In silico and in vitro studies suggest epigallocatechin gallate (EGCG), a polyphenol in green tea, can bind and modulate the aggregation and cytotoxicity of the full-length TDP-43 protein implicated in TDP-43 proteinopathies.

Misfolding and aggregation of TDP-43 protein are implicated in several proteinopathies like ALS and FTLD. Extracellular TDP-43 is also proposed to propagate in a prion-like pathogenic manner to the neighbouring cells. Here, using turbidity and sedimentation assay, we show that a polyphenol in green tea, epigallocatechin gallate (EGCG), can inhibit the in vitro aggregation of the full-length TDP-43 protein. Furthermore, Alexa-Fluor-labelled TDP-43 protein failed to show aggregates in the presence of EGCG in fluorescence microscopy.
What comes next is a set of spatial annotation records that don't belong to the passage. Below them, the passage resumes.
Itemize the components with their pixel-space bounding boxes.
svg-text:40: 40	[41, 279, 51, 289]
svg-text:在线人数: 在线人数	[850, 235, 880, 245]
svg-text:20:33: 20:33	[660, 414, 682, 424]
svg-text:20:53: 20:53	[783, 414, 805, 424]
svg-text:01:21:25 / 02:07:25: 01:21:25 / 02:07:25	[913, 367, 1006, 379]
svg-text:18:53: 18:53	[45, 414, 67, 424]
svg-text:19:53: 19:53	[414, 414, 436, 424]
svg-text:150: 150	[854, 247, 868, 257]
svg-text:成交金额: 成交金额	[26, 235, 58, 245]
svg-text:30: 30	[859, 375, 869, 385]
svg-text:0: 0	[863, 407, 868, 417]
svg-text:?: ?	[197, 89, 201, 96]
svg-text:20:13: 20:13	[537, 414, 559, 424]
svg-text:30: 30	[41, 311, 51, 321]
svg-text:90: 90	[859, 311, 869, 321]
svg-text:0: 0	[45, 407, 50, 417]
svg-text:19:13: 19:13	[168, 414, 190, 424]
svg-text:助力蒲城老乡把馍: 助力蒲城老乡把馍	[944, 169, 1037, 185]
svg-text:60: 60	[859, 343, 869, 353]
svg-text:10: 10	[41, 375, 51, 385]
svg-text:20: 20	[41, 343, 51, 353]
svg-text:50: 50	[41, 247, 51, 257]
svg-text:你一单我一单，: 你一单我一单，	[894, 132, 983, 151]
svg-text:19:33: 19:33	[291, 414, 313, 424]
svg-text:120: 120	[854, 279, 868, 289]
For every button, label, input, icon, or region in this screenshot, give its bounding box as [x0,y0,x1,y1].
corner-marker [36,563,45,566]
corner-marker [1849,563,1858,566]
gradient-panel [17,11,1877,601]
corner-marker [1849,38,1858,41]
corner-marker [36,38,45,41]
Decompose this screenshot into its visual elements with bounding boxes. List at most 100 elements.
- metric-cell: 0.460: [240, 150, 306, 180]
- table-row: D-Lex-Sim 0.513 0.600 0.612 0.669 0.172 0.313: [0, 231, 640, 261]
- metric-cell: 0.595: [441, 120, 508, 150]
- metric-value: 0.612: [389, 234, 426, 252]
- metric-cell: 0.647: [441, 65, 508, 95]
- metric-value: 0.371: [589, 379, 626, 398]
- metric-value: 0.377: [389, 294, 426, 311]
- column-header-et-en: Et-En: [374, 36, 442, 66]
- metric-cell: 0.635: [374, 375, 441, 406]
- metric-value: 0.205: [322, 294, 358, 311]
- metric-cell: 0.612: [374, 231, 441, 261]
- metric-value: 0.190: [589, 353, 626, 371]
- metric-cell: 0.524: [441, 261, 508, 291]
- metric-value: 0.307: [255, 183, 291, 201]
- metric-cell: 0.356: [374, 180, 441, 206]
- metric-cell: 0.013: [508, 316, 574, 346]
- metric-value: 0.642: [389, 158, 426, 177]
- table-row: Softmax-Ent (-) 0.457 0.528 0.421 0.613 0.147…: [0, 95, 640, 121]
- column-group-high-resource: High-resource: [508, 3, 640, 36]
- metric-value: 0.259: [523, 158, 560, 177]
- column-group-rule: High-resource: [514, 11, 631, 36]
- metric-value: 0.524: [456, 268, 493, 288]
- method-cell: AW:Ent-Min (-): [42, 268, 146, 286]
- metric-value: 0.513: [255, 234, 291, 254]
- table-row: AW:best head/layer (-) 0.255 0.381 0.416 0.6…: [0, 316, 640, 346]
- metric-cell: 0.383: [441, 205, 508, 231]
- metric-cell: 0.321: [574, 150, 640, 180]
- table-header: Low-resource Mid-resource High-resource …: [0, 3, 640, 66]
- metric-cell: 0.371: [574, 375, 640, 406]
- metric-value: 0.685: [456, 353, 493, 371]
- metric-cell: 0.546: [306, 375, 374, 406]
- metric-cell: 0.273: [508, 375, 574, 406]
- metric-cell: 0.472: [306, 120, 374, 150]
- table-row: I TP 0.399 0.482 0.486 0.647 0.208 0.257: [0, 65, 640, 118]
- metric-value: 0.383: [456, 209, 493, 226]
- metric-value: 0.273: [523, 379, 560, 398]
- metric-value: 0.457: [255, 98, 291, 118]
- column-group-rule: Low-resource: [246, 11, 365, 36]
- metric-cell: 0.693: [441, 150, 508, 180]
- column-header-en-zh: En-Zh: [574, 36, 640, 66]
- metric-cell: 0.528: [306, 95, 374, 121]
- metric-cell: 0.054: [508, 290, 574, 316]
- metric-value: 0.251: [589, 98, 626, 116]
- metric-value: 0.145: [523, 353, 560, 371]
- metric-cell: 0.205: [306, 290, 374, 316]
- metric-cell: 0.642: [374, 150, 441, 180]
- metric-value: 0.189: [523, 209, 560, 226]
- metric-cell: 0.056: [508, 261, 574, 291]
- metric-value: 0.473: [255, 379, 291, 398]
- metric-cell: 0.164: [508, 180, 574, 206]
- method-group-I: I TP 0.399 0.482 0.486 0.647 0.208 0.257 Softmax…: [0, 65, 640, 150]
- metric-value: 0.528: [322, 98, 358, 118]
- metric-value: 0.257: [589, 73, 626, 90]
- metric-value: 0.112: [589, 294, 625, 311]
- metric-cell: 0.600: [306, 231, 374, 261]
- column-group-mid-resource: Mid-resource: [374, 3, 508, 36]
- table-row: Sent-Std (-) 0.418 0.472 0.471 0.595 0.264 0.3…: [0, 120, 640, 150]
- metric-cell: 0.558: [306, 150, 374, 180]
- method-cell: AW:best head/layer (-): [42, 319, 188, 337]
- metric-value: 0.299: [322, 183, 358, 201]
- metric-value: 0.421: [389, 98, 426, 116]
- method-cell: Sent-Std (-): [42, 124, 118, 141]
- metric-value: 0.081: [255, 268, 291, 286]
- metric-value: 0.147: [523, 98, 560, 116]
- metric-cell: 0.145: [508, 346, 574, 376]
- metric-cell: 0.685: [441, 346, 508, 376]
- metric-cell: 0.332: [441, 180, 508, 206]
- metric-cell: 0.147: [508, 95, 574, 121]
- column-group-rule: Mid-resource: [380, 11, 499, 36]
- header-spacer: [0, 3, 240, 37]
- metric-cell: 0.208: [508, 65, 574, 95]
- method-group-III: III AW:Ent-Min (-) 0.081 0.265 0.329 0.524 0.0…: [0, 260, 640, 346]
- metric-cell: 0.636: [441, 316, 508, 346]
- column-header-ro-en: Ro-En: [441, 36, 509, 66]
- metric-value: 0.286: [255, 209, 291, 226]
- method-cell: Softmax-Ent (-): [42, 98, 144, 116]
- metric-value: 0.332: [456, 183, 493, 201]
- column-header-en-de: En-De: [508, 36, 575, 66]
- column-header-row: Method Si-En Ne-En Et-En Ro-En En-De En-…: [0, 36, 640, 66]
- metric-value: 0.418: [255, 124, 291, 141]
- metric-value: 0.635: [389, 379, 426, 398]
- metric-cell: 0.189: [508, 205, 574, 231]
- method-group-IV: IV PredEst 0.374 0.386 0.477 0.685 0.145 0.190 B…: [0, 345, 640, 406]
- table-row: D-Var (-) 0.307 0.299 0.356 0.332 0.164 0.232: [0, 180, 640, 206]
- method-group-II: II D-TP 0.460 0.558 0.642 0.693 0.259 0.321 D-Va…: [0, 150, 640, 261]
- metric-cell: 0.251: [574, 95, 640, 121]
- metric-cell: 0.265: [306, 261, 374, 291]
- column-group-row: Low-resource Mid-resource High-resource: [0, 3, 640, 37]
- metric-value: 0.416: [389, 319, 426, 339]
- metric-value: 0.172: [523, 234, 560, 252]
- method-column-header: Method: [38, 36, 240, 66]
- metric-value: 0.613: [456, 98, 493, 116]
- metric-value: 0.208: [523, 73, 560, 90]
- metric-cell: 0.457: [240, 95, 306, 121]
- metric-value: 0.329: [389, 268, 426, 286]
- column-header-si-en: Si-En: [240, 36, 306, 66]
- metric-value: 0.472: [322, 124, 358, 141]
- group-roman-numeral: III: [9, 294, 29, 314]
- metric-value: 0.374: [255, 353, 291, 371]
Also, AFM imaging revealed that EGCG co-incubation with TDP-43 allows formation of only small oligomers in contrast to the larger TDP-43 aggregates formed otherwise. A physical binding of EGCG with TDP-43 was observed using triphenyl tetrazolium chloride (TTC) staining and isothermal titration calorimetry (ITC). ITC also revealed a high-affinity binding site for EGCG on TDP-43 with a Kd value of 7.8 {micro}M and a binding free energy of -6.9 kcal/mol. Furthermore, in silico molecular docking and molecular dynamic simulation (MDS) studies using different available structures of the N-terminal, RRM1-2 and C-terminal domains of TDP-43, predicted a preferable and stable binding of EGCG to the structure of the aggregation prone C-terminal domain (CTD) (PDB ID:7KWZ). Also, EGCG complexed with CTD of TDP-43 yielded a negative {Delta}G value of -20.29 kcal/mol using MM-PBSA analysis of the MDS data thereby further suggesting a stable complex formation. Also, in MDS, EGCG interacted with the amino acids Phe-313 and Ala-341 of TDP-43, which were previously projected to be important for the recruitment of monomers for the amyloid formation by CTD, thereby suggesting a possible mechanism of EGCGs inhibition of the TDP-43 aggregation. Notably, while the in vitro-made aggregates of full-length TDP-43 caused mild cytotoxicity to the HEK293 cells, the small oligomers of TDP-43 formed in presence of EGCG did not. In totality, EGCG can in vitro interact with TDP-43 and inhibit its aggregation, possibly via interaction with the amyloidogenic domain, thereby preventing it from assuming cytotoxic conformations. As EGCG is a natural molecule, it could be relevant to the therapeutic quest against the TDP-43 proteinopathies.